Kebutuhan listrik dinilai sebagai indikator yang cukup baik untuk mengukur pergerakan ekonomi di suatu negara. Ini lantaran data pelanggan listrik dinilai cukup akurat untuk menunjukkan profil dari penggunanya.
"Saya ingat sebelum tahun 2000, 1 persen pertumbuhan ekonomi butuh 2 persen pertumbuhan penggunaan listrik. PLN ketika itu tumbuh 14 persen, berarti pertumbuhan ekonomi saat itu mencapai 7 persen," ujar Menteri Keuangan Chatib Basri di Gedung Direktorat Jenderal Pajak, Jakarta, Selasa (8/4).
Chatib mengatakan listrik menjadi indikator paling baik melihat aktivitas ekonomi berjalan atau tidak. Menurut dia, penggunaan rekening listrik untuk mengukur pergerakan ekonomi sudah dipakai di beberapa negara berkembang.
"Dalam beberapa kasus di negara berkembang itu yang dipakai adalah pertumbuhan penggunaan listrik, bukan pertumbuhan Gross Domestic Product (GDP)," kata Chatib.
Di samping itu, Chatib berpendapat rekening listrik juga dapat dimanfaatkan untuk mengetahui potensi pajak yang tidak terhitung. Menurut dia, jika pertumbuhan ekonomi nasional mengalami perlambatan sementara penggunaan listrik mengalami peningkatan, maka terdapat potensi pajak yang belum ditarik.
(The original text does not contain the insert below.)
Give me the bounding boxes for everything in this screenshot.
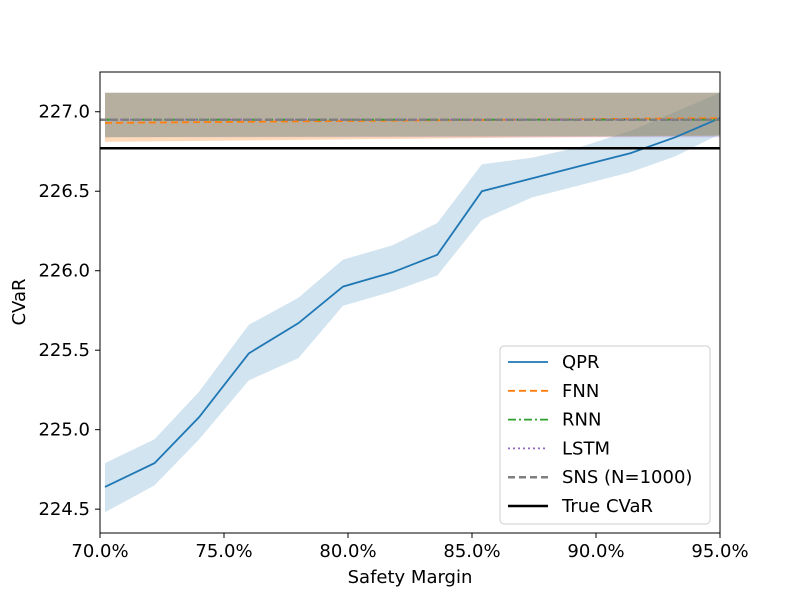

"Mungkin sekali, kalau ekonomi kita dihitung maka ada 40 persen underground. Berarti potensi pajak kita sebesar 40 persen hidden," ungkap ia.
Lebih lanjut, Chatib menambahkan, pergerakan ekonomi mungkin mudah diukur. Tetapi, hal itu tidak berlaku untuk mengukur jumlah pajak.
"Kalau mau melihat aktivitas ekonomi jalan atau tidak, itu bisa dilihat kapalnya datang ke sini atau tidak. Tapi pajaknya tidak pernah bisa dihitung," pungkas dia.